Por: Alexandre Lucas(*)
A experiência do Caldeirão baseada na partilha da produção e na religiosidade popular merece o resgate histórico sem a maquiagem das elites e da Igreja Católica.
As vésperas de completar 73 anos do massacre ocorrido no sítio Caldeirão no Crato pelo Exército e pelo Polícia Militar do Ceará com o apoio das elites e da Diocese, pouco se sabe sobre a história e as atrocidades cometidas contra homens, mulheres, crianças e idosos que almejavam desfrutar da terra que um dia inventaram de cercar.O Caldeirão foi um exemplo de utopia possível. Em poucos anos cresceu a população da comunidade, chegando a cerca de dois mil habitantes. Camponeses advindos de diversas localidades e fugindo da exploração latifundiária acreditavam que a comunidade do Caldeirão era terra da prosperidade.
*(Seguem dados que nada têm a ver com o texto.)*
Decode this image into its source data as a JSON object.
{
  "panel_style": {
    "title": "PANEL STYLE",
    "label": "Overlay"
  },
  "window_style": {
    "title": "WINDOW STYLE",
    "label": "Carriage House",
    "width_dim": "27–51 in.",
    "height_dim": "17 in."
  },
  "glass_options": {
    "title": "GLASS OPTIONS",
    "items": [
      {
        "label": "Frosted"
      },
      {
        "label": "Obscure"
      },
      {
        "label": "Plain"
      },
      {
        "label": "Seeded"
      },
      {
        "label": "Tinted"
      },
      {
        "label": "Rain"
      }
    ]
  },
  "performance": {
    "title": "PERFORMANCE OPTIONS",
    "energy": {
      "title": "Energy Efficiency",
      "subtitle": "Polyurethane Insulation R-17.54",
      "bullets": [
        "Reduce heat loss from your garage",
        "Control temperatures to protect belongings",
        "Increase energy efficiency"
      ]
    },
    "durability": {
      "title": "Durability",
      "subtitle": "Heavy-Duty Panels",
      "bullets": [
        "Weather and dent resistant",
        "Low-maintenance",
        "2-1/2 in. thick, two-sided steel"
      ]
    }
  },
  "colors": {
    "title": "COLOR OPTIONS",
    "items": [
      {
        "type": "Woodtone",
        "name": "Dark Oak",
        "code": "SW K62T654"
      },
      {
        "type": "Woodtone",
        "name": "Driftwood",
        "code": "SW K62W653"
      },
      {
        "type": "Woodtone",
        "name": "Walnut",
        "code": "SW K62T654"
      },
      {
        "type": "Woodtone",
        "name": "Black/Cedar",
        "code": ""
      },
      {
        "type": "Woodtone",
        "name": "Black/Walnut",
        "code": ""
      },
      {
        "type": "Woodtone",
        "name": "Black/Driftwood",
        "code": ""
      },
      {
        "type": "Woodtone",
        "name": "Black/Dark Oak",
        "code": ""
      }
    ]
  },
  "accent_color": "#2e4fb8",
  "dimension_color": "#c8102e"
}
Uma comunidade auto-sustentável na qual seguia a lógica socialista de produção social e apropriação coletiva, ou seja, tudo que era produzido passava pela divisão.
Uma terra “emprestada” pelo Padre Cícero ao Beato José Lourenço e a sua comunidade serviu do pão de esperança e fraternidade, mas após a morte do “padim”, a terra foi requerida pelo uso da força e a pedidos dos salesianos. Vale destacar que quase todos os bens do Padre Cícero foram doados em testamento para Congregação dos Salesianos.
Qual a ameaça que essa comunidade representava para a Igreja Católica e para os latifundiários? A quem interessava a destruição sangrenta destes camponeses? É bem verdade que a história nos aponta algumas pistas. Uma delas é a ameaça à propriedade privada. Em Canudos ou na Guerrilha do Araguaia, o massacre ocorreu em defesa dos poderosos, sejam eles os donos das terras e das fábricas ou dos comerciantes da fé.
A revitalização do Caldeirão proposta pelo Governo do Estado em parceria com o Governo Municipal do Crato deve passar pelo resgate histórico e pela garantia de sustentabilidade e da melhoria das condições de vida da população do local. O projeto deve inclui a valorosa experiência de resistência dos camponeses do Assentamento 10 de Abril e a historiografia dos índios Kariri, que residem nas terras próximas ao Caldeirão e que tem histórias semelhantes: a ideia de poder cultivar e manter o meio ambiente como forma de sobrevivência e comunhão.
O povo brasileiro tem o direito à memória e à verdade dos fatos. Neste sentido é preciso não camuflar, nem permitir a hipocrisia como lençol da história. A verdade não pode ser apagada em romarias, como vem ocorrendo nos últimos anos. É preciso fazer uma leitura crítica, pois ainda podemos escutar os gritos dos cristãos que morreram inocentemente por fazerem do discurso uma prática.
Pela abertura irrestrita de todos os arquivos do Caldeirão e pelo direito a verdade dos fatos!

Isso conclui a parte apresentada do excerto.